You would need to Scan
or Parallel Scan
all the items in the table, filter out the items which do not require updating and then proceed to call UpdateItem
on each item in the result set and append the GSI keys.
Large table
If however, you have a large amount of data you may want to use a distributed system such as AWS Glue and Spark. Here, you would either read all the items directly from the table or read from an S3 Export and again obtain the keys which require updating. Then using Sparks forEachPartition
to distribute UpdateItem
across executors to update items.
Performance vs Cost
As with most services, there is a performance vs cost trade off. If you want to go fast, you'll likely incur more cost.

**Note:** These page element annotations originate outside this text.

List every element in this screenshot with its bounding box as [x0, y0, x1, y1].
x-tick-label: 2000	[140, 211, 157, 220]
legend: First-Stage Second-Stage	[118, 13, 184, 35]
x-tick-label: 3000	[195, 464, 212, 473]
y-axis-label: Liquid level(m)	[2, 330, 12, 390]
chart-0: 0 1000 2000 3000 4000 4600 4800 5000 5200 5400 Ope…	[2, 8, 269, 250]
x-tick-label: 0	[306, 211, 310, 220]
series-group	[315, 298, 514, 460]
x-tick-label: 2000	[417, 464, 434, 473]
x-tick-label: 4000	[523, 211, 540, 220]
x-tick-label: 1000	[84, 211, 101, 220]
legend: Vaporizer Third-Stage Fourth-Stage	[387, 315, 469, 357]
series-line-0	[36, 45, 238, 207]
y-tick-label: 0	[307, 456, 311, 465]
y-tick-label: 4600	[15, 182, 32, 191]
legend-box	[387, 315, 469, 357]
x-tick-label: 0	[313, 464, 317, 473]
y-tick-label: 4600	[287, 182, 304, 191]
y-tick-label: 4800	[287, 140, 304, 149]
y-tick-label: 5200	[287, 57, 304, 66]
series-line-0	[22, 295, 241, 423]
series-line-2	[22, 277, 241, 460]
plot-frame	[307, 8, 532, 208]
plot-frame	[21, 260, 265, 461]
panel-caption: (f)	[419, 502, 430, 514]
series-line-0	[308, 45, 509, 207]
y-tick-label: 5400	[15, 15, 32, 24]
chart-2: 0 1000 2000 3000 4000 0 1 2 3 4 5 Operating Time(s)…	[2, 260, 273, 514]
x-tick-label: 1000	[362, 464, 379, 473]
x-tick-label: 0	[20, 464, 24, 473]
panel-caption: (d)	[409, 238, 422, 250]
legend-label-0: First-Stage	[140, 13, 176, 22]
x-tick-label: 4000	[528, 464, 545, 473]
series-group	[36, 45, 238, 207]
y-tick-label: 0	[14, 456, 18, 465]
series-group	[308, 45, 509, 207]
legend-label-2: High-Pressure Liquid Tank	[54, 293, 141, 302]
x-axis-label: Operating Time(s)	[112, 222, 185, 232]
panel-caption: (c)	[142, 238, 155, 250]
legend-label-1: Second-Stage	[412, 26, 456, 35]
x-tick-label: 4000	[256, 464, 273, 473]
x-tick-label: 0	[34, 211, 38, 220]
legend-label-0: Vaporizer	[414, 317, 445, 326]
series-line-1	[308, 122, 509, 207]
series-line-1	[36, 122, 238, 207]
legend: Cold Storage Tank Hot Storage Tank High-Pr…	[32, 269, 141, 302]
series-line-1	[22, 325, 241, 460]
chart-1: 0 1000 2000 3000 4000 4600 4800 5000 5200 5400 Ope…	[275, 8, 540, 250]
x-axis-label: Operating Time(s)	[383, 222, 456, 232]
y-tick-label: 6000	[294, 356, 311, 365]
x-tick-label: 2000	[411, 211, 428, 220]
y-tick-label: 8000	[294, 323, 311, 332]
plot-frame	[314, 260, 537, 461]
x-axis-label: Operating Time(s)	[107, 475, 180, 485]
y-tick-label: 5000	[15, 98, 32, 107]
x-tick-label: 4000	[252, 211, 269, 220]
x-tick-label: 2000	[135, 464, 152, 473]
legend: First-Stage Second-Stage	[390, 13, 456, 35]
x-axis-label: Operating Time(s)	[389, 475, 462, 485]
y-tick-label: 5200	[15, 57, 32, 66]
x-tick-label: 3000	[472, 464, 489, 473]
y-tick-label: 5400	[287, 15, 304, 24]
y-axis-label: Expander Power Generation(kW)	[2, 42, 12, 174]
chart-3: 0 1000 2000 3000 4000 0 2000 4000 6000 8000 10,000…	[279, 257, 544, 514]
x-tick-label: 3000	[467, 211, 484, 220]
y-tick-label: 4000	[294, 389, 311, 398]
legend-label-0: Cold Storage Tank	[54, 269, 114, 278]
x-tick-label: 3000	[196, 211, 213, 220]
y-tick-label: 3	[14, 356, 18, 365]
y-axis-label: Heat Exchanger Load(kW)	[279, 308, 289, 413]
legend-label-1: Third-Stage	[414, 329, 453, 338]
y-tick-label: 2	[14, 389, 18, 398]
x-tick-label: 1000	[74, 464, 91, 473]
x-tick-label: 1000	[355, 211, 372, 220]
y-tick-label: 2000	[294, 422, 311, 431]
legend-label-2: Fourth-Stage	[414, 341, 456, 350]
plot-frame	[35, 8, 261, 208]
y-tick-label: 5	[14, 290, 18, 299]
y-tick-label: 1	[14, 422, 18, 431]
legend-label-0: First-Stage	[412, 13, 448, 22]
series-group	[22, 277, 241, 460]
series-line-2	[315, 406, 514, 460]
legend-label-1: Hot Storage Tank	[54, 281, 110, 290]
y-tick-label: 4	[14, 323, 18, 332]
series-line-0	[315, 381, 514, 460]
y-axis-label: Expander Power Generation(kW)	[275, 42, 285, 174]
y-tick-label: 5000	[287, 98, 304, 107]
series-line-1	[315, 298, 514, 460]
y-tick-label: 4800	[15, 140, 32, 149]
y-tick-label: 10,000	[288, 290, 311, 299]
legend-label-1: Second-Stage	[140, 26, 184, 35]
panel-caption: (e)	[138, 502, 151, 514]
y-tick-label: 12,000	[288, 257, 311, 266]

If cost is an important factor for you, then you may want to do things slower. That would entail using a rate limited Scan rather than using Scan/Parallel Scan or even the Glue approach.
Rate limiting can be achieved using the Guava library in Java for example. This would ensure you don't consume too much capacity too quickly.
For larger tables its a little more difficult, as long running processes can die for various reasons, for that reason I would continually checkpoint which data you have read to avoid duplicate work when your restart your process.
Another important cost component is to use provisioned capacity mode when doing any sort of backfilling or data loading. On-demand mode is pay-per-request and for that reason it would not matter how fast or slow you go as you pay for each item read and written. Provisioned capacity mode offers significant cost savings over the alternative.